The man’s eyes bulged a bit.

MacLeish stepped forward. “Lieutenant Torrance MacLeish. RAF.”

The other men followed suit, standing shoulder to shoulder as they introduced themselves.

The door opened. Within a matter of moments, Isabelle found herself seated on an uncomfortable leather chair, facing a tired-looking man across a large desk. The airmen stood at attention behind her.

“I brought you four downed airmen from Paris,” Isabelle said proudly. “We took the train south and then walked across the Pyrenees—”

“You walked?”

“Well, perhaps hiked is a more accurate word.”

“You hiked over the Pyrenees from France and into Spain.” He sat back in his chair, all traces of a smile gone.

“I can do it again, too. With the increased RAF bombings, there are going to be more downed airmen. To save them, we will need financial help. Money for clothes and papers and food. And something for the people we enlist to shelter us along the way.”

“You’ll want to ring up MI9,” MacLeish said. “They’ll pay whatever Juliette’s group needs.”

The man shook his head, made a tsking sound. “A girl leading pilots across the Pyrenees. Will wonders never cease?”

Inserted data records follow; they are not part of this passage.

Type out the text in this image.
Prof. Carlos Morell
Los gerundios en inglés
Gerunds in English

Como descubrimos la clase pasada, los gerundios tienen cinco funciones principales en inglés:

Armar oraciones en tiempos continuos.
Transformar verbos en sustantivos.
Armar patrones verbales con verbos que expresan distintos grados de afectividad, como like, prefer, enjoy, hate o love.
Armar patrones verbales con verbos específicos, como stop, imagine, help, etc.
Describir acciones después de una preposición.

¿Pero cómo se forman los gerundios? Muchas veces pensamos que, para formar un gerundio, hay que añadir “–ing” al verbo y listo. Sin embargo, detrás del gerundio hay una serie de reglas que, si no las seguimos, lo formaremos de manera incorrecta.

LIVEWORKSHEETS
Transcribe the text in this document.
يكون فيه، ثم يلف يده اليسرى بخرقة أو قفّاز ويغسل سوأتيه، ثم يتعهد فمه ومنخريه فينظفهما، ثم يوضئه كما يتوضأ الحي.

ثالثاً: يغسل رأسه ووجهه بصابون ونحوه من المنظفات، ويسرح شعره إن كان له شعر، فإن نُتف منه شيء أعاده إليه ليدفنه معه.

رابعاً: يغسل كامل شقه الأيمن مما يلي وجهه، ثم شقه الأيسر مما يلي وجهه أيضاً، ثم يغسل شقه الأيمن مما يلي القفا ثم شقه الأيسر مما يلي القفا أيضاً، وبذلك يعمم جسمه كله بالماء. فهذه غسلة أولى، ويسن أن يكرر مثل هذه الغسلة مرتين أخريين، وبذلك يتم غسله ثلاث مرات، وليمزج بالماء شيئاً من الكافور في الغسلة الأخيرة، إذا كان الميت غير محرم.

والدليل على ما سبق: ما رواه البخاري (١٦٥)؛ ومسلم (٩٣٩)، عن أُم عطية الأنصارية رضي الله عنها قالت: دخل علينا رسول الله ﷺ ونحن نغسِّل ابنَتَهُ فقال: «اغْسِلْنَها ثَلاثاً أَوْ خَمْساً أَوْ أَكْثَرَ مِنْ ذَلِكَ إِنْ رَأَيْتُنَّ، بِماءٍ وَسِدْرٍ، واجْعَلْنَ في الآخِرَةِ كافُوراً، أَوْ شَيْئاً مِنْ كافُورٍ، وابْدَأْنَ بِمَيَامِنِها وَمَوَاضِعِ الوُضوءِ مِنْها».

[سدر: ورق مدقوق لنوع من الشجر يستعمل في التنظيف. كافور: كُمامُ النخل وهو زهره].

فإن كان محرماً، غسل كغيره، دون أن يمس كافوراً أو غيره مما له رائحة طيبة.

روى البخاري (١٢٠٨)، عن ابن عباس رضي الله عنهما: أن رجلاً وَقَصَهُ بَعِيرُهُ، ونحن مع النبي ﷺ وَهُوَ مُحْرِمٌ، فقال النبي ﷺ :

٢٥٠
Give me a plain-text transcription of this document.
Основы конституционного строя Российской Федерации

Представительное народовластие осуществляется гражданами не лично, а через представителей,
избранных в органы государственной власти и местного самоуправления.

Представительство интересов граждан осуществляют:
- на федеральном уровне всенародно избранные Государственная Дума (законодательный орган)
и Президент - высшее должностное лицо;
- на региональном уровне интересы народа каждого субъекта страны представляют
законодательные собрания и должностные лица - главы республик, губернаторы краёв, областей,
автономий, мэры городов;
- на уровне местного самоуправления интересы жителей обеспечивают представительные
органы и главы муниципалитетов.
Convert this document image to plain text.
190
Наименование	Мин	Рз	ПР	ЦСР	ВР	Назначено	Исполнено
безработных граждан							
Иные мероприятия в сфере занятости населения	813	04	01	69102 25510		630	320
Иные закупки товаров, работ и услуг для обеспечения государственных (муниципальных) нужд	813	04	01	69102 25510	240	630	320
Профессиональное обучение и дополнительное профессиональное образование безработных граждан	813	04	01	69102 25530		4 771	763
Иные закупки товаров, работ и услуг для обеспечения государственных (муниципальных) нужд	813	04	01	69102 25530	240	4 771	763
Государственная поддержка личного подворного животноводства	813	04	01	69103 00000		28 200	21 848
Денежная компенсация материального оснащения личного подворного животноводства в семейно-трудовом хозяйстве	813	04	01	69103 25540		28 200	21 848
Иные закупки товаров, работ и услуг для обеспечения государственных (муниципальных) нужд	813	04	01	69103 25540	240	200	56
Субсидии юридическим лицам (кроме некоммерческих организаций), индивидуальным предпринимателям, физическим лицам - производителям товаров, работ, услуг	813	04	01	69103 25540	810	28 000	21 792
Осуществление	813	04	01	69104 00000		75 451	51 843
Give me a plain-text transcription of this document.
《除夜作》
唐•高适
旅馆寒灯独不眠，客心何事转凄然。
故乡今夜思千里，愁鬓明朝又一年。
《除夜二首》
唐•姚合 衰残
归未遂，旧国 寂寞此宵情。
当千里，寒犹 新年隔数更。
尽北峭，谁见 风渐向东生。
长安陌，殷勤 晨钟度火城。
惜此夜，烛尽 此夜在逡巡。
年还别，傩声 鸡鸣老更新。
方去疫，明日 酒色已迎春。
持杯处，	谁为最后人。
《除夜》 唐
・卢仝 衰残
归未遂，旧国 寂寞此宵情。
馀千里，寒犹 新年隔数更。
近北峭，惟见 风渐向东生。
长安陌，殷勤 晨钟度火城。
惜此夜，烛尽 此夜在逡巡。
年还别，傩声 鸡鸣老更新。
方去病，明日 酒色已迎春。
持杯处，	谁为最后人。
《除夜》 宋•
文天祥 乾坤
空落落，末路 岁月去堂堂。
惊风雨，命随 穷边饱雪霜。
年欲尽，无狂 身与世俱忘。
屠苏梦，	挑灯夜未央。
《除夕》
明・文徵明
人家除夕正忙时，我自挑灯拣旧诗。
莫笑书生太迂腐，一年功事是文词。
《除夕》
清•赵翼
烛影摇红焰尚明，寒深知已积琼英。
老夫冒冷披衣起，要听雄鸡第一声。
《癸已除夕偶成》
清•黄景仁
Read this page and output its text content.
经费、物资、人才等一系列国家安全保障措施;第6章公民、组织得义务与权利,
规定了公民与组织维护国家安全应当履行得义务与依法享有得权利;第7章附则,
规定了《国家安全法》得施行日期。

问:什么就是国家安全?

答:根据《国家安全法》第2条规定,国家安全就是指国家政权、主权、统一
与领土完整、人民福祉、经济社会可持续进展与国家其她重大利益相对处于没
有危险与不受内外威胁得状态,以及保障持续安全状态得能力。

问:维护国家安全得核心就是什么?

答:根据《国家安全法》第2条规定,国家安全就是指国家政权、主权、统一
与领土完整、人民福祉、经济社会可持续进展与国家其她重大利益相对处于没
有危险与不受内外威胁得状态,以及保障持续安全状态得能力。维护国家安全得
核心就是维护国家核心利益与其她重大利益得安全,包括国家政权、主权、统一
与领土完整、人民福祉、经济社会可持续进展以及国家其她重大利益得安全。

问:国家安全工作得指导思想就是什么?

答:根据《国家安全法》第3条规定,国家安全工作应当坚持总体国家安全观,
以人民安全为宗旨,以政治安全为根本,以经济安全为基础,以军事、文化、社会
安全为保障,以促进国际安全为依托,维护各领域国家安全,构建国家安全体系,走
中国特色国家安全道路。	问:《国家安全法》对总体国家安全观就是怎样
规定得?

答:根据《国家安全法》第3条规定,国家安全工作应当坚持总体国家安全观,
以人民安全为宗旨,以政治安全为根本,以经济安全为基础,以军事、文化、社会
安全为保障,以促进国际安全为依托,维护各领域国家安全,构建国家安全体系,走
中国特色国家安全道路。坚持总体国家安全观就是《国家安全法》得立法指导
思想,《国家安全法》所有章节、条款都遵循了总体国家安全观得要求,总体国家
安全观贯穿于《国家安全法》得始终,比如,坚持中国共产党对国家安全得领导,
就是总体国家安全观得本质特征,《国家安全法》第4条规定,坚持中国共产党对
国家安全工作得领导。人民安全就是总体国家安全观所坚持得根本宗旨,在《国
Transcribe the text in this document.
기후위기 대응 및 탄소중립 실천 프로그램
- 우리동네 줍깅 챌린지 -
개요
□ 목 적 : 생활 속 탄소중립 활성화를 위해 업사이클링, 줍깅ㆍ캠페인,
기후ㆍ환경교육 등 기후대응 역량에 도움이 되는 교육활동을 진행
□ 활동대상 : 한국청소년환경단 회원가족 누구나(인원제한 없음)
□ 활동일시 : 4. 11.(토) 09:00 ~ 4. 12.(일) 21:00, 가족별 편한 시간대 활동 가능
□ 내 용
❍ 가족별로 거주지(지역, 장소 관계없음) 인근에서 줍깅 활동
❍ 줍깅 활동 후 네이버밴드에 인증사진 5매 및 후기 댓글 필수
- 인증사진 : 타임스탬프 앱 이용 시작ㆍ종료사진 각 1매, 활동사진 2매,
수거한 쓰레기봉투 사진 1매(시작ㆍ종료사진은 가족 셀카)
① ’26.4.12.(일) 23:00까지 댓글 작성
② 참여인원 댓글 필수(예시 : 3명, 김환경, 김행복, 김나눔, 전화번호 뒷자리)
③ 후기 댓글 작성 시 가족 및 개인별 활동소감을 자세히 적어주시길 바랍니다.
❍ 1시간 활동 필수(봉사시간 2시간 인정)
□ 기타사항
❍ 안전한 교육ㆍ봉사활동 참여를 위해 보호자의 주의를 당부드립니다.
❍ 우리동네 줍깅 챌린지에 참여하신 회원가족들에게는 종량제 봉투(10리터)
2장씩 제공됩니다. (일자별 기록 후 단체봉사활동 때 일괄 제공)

MacLeish grinned at Isabelle. “A wonder indeed, sir. I told her the very same thing.”

TWENTY

Getting out of Occupied France was difficult and dangerous. Getting back in—at least for a twenty-year-old girl with a ready smile—was easy.

Only a few days after her arrival in San Sebastián, and after endless meetings and debriefings, Isabelle was on the train bound for Paris again, sitting in one of the wooden banquettes in the third-class carriage—the only seat available on such short notice—watching the Loire Valley pass by. The carriage was freezing cold and packed with loquacious German soldiers and cowed French men and women who kept their heads down and their hands in their laps. She had a piece of hard cheese and an apple in her handbag, but even though she was hungry—starving, really—she didn’t open her bag.